Josefine took over the management of a children's care home during the First World War. Using her fortune, her husband founded, among other things, a lung sanatorium and mobile epidemic laboratories for the Red Cross, for which he was awarded the title "Edler von Wigmar" in 1914. Josephine became Josefine Rosa Winter Edle von Wigmar.

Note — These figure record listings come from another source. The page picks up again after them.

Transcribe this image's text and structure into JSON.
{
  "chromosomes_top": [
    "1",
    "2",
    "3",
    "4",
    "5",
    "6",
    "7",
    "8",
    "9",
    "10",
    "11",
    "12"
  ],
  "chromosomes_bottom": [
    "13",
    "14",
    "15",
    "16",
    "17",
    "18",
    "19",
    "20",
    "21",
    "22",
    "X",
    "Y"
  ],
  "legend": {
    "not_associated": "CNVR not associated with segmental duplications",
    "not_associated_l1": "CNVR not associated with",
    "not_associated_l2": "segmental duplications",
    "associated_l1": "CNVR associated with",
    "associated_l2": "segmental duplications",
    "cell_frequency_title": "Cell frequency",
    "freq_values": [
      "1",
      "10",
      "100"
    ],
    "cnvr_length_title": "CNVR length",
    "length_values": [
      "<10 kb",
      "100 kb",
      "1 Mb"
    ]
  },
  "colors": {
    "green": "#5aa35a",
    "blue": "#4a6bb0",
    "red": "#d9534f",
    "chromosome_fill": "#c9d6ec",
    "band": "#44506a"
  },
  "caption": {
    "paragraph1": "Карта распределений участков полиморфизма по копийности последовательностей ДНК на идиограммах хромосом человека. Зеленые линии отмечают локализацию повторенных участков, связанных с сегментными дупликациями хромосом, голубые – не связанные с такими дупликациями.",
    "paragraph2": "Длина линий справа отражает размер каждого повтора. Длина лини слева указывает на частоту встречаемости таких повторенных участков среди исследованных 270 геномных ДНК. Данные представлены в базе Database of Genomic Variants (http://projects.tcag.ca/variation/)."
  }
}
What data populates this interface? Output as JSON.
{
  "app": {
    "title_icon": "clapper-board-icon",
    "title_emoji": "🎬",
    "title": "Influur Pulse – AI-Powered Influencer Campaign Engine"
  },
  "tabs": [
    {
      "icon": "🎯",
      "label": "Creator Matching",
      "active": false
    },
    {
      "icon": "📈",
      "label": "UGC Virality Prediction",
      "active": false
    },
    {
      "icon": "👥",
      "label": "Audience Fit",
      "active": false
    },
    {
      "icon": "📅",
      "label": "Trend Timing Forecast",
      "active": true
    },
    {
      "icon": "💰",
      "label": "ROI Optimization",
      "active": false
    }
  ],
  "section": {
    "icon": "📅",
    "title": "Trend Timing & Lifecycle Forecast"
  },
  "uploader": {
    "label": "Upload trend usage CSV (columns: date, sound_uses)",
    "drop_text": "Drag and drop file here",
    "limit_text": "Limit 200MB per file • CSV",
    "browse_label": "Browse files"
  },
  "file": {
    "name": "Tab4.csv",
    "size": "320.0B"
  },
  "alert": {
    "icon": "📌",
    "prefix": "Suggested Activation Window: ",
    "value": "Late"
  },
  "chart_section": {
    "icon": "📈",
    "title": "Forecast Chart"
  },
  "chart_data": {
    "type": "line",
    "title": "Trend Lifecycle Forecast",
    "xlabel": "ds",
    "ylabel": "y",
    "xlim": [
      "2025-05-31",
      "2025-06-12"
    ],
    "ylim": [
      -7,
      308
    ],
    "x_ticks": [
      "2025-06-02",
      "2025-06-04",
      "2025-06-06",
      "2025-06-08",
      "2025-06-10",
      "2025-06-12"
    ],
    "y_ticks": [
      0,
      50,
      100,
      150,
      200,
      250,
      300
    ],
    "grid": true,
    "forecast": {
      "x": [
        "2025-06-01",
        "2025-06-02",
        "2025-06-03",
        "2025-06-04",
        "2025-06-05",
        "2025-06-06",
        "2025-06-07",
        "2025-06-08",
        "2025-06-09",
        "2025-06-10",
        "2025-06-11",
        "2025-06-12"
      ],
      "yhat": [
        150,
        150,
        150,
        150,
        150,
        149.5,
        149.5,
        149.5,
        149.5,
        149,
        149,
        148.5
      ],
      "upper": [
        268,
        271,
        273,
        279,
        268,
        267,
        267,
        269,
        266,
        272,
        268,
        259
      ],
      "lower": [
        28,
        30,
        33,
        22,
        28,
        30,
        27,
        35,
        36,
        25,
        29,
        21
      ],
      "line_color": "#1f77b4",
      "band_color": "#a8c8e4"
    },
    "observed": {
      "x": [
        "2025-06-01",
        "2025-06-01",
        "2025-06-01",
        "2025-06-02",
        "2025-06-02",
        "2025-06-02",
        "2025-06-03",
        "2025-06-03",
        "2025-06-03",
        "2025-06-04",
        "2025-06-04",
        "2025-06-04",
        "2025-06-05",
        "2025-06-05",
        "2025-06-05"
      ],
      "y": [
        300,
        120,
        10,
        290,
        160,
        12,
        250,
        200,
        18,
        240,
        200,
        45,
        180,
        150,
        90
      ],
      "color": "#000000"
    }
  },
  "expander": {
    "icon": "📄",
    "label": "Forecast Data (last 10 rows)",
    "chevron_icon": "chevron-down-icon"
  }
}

Her husband died from heart disease in July 1916.

== Nazi persecution ==
After the Anschluss of Austria in 1938, she was persecuted by the Nazis as a Jew. Due to the anti-Jewish Nuremberg Race Laws, Josefine Winter was expelled from her villa at Anastasius-Grün-Gasse 54 in the Cottage district of Währing to Vereinigte Textilwerke K. H. Barthel & Co, a company linked to the Gabersdorf labour camp, was forced into a "collective apartment" in the Second District at Springergasse 27 and lost all her rights. She tried to regain them with a personal letter to Adolf Hitler. Her assets were "Aryanized", that is, transferred to non-Jewish owners, and she was deported on Transport IV/4 to the Theresienstadt Ghetto on 15 July 1942, where she died on 20 January 1943. The Winter family's art collection included a large number of works by Rudolf von Alt and one of Rembrandt's works that was destined for the Führer Museum.

== Works ==

=== Compositions ===
She set to music texts by female poets of her time, such as Paula Preradović and Hilda Benjamin.

- Die Patrizier von Ragusa (Preradović)
- Spruch der Halme (Benjamin)
- Verlöbnis
- Lied in Moll
- Im Buchenwald (Winter)
- Seelenlied
- Das ist der Tag des Herrn
- Requiem (Conrad Ferdinand Meyer)
- Jetzt rede Du!

=== Autobiography ===

- Fünfzig Jahre eines Wiener Hauses. Wilhelm Braumüller, Wien/Leipzig 1927.

=== Paintings ===
Encyclopedias of Austrian painting of the 19th century reference her. She had an exhibition in 1923 and 1924 in the Vienna Künstlerhaus.